Philadelphia Takes First Steps Toward City-wide Historic and Cultural Resources Survey

$250,000 from William Penn Foundation will support the work

PHILADELPHIA— How should a city recognize centuries of history and culture? Philadelphia is about to find out.

Next month the Department of Planning and Development will begin a project to explore that question. When the project ends in December 2022 the City will have a plan for an ongoing, city-wide survey of historic and cultural assets. It will also have completed a pilot survey based on that plan in one city neighborhood.

In its April 2019 final report Mayor Kenney’s Historic Preservation Task Force recommended an ongoing effort to document and preserve historic and cultural resources. This project is the first step to implement that recommendation.
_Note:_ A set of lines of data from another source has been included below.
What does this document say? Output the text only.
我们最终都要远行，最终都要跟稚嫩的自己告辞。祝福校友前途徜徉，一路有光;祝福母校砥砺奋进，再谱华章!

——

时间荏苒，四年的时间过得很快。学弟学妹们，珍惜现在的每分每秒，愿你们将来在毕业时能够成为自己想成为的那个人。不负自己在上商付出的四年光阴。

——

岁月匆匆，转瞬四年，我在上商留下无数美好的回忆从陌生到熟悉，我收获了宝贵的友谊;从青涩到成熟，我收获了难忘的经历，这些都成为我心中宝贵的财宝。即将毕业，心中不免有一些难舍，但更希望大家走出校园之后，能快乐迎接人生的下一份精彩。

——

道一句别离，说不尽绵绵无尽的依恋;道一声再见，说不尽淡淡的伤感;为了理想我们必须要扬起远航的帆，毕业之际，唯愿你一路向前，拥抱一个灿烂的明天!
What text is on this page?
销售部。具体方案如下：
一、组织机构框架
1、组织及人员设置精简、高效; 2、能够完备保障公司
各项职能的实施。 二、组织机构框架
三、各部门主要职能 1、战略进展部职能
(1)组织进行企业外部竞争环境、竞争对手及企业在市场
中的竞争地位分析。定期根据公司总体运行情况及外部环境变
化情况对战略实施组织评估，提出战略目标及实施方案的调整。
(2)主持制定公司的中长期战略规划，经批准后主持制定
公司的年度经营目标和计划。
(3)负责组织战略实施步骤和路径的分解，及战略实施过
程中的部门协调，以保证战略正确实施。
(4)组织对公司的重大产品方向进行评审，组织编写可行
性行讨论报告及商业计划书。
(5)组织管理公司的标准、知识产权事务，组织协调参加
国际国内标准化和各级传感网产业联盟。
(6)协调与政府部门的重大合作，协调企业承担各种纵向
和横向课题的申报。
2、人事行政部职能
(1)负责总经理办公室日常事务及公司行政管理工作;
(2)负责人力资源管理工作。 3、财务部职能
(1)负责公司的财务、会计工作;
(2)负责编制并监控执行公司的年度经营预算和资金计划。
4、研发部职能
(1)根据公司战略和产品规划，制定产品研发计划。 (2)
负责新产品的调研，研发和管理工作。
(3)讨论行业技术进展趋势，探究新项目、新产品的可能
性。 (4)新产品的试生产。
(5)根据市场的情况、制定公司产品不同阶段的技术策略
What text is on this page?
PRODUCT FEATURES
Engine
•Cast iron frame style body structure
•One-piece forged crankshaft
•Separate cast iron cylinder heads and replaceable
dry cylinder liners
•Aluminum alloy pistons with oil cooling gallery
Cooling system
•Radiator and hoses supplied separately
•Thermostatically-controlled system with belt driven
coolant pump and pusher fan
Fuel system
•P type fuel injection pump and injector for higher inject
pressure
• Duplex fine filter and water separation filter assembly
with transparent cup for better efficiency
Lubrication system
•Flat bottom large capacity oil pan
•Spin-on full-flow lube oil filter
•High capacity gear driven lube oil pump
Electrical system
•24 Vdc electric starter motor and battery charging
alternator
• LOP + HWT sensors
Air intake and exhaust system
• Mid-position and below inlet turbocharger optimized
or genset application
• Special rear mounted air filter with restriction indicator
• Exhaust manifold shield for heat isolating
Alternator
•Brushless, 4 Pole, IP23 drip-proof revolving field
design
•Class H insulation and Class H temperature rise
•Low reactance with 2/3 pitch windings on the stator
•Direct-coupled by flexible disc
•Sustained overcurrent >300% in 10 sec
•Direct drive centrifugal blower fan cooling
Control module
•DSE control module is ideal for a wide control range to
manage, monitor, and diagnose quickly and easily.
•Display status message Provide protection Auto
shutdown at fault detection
The William Penn Foundation will provide a $250,000 grant to support the project.

To ensure that preservation will be community-driven, the project will create a strategy that invites communities to inform the criteria by which assets and methodologies for preservation are identified.

“Philadelphia’s historic and cultural assets belong to all of us,” said Mayor Jim Kenney. “That’s why I’m especially pleased that the work to survey these assets will include our residents. I’m grateful to the William Penn Foundation for continuing to support our preservation efforts.”

“By shining a spotlight on the cultural as well as the historic dimensions of preservation, we hope this effort will be one means of responding to the risk of cultural displacement in our city’s rapidly changing neighborhoods,” said Shawn McCaney, Executive Director of the William Penn Foundation. “We are pleased to support the City’s efforts to engage residents directly in this important step toward preserving our city’s unique histories and cultures.”

The grant will enable the City to create a survey plan to determine:

  • Where the City should survey and how it should begin
  • What the City should survey and how
  • What to document and preserve
  • How to create a system that acknowledges tangible and intangible assets

The completed plan will:

  • Lead to strategic and equitable designations and documentation to protect resources
  • Identify means to engage the public
  • Recommend appropriate staff and resource levels
  • Tie together work across City departments

The City has already implemented other Task Force recommendations. City Council passed and Mayor Kenney signed legislation to assist preservation through zoning changes. Council and the Mayor also enacted an ordinance to combat speculative demolition in Neighborhood Conservation Overlay districts.

The William Penn Foundation also provided funding to support the work of the Task Force.